Hanover, Jan. 23, 2013
The EU FP7 project SmartCoDe today announced the successful completion of the 3-year research project and the availability of the public Final Project Report. The report can be requested as a pdf-document free of charge at the contact page of the SmartCoDe home page.
Overview of Results
Demand Side Management and Demand Side Integration (DSM / DSI) approaches are currently only feasible in large industrial companies. A roll-out of DSM measures to the sector of consumer buildings, which are responsible for approximately one third of the overall energy consumption in industrialized countries, as well as DSM-enabling measures for Small and Medium Enterprises (SME) would be preferable, however, the setup is complex and costs are high.
The SmartCoDe project proofed, that a low-cost, low-power microelectronic component developed in the project could enable Energy using and producing Products (EupP) to become part of a locally managed energy resource cluster. In such a local cluster EupPs can constantly be monitored. With the help of the aforesaid component they can further react on the basis of energy grid requirements as well as on forecasts of local energy generation and consumption.

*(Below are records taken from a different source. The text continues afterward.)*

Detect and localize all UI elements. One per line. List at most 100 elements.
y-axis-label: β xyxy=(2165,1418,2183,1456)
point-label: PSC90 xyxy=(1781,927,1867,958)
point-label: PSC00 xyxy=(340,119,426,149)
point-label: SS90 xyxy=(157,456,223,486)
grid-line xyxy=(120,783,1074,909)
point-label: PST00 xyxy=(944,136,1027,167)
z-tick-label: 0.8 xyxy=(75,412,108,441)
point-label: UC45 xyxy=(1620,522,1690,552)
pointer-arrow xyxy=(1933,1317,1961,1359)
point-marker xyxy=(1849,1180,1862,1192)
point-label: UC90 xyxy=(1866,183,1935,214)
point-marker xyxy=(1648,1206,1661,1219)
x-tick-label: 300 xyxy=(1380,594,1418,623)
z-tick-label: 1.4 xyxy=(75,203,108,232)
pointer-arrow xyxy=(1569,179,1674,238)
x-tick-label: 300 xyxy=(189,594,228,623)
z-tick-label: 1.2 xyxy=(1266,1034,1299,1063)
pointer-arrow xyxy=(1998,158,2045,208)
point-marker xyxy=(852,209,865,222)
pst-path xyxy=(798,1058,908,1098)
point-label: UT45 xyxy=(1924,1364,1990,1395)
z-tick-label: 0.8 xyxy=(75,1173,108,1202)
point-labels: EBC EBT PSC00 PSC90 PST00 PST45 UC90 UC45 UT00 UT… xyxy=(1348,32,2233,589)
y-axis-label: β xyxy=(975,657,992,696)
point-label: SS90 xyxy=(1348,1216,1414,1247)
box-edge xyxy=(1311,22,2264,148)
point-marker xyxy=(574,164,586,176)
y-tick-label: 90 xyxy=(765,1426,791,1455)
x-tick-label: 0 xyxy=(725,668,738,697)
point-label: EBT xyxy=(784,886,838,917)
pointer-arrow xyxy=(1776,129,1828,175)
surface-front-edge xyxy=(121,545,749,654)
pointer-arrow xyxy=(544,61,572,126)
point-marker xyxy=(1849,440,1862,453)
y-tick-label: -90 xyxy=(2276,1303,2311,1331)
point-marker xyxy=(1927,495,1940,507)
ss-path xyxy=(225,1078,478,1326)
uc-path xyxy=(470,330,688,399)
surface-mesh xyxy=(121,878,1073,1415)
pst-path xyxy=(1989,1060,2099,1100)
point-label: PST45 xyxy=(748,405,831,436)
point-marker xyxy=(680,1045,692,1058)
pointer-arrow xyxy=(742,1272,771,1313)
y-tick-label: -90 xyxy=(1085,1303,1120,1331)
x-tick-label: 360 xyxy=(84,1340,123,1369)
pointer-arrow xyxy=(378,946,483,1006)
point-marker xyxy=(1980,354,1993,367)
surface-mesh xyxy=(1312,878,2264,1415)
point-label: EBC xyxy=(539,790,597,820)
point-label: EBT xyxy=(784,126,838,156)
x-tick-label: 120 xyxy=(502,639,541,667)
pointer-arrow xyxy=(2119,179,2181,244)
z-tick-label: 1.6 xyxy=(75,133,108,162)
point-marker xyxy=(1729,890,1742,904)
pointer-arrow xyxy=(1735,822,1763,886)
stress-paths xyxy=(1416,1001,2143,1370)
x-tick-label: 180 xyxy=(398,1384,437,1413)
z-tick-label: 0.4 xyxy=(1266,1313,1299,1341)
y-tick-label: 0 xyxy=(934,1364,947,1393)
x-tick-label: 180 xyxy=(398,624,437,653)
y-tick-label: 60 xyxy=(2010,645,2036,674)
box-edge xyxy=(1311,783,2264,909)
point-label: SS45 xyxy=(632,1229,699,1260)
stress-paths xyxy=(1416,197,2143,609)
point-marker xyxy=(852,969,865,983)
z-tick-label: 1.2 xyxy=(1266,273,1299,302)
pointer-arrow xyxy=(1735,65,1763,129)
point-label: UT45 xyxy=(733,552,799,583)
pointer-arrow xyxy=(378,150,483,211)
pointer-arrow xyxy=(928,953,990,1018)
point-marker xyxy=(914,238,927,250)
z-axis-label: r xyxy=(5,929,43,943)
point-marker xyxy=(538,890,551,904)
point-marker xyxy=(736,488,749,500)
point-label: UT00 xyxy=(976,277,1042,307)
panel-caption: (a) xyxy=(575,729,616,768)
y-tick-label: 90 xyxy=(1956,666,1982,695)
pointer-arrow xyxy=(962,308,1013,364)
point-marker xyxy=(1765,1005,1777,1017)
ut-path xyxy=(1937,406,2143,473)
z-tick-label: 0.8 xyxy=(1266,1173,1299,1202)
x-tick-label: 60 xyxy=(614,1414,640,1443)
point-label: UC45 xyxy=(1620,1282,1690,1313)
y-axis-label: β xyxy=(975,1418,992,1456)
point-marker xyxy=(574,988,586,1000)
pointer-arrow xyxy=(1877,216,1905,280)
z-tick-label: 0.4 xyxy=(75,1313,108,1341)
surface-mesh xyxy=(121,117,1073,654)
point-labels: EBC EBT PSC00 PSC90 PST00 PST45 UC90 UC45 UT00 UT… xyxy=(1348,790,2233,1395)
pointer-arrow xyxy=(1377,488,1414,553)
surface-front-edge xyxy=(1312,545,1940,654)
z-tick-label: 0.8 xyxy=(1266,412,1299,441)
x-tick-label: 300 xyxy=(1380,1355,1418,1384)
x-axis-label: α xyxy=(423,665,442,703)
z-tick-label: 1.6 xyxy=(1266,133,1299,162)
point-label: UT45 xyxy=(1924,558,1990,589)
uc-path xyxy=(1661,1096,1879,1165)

A roll-out analysis example of the SmartCoDe concept to only 10% of the 40,3 million households in Germany indicated an energy saving potential of 5,2 TWh per year and an additional potential of 1,6 TWh of regulating energy per year, i.e. energy that can either be used to balance the local energy consumption / production curve or that can be provided as a service to the grid operator for the purpose of grid stability. The latter, however, implies that a communication infrastructure will be established on lower grid levels.
Which one leads to the first of two identified major show-stopper: the current low level grid does not possess the required communication measures to connect the end customer to the grid infrastructure. Low-level grid scheduling in the past has been executed mainly on the basis of experienced consumption data pattern. The setup of a communication infrastructure for the lower grid level, however, would require a significant investment by the grid operators, Return on Invest (RoI) therefore is a key issue. Since there is no indication today how such a potential investment could be regained, the authors of this report suggest regulating measures by national and EU bodies.
The second show-stopper is the absence of standardisation when it comes to the integration of household equipment into DSM approaches. White goods provider all over the world are currently busy working on DSM-enabled household equipment, however, approaches are proprietary and there is almost no cooperation between manufacturers. A promising step in the right direction is the EC initiative eeSemantics, which focuses on the communication of smart appliances at information level in smart homes. The SmartCoDe project contributed to the initiative with its EupP classification.
The required change from fossil to renewable energy generation is mainly approached with medium- to large-scale set-ups on the MW and GW level. Large scale approaches, however, require large investments, they are complex from a technical point of view (mainly the grid integration) and they often lack in public acceptance.
Small-scale concepts on the other hand do not need a large financial investment. Also the technical challenges could be reduced significantly. Small smart energy clusters could be rolled out one-by-one, they could even be financed by cooperatives of citizen, keeping the creation of value local. When more and more of these clusters become available, the effect on the overall grid will continuously grow. The coordination of several clusters will even enhance the benefit and could be considered as the next step in the direction of Virtual Power Plants (VPP).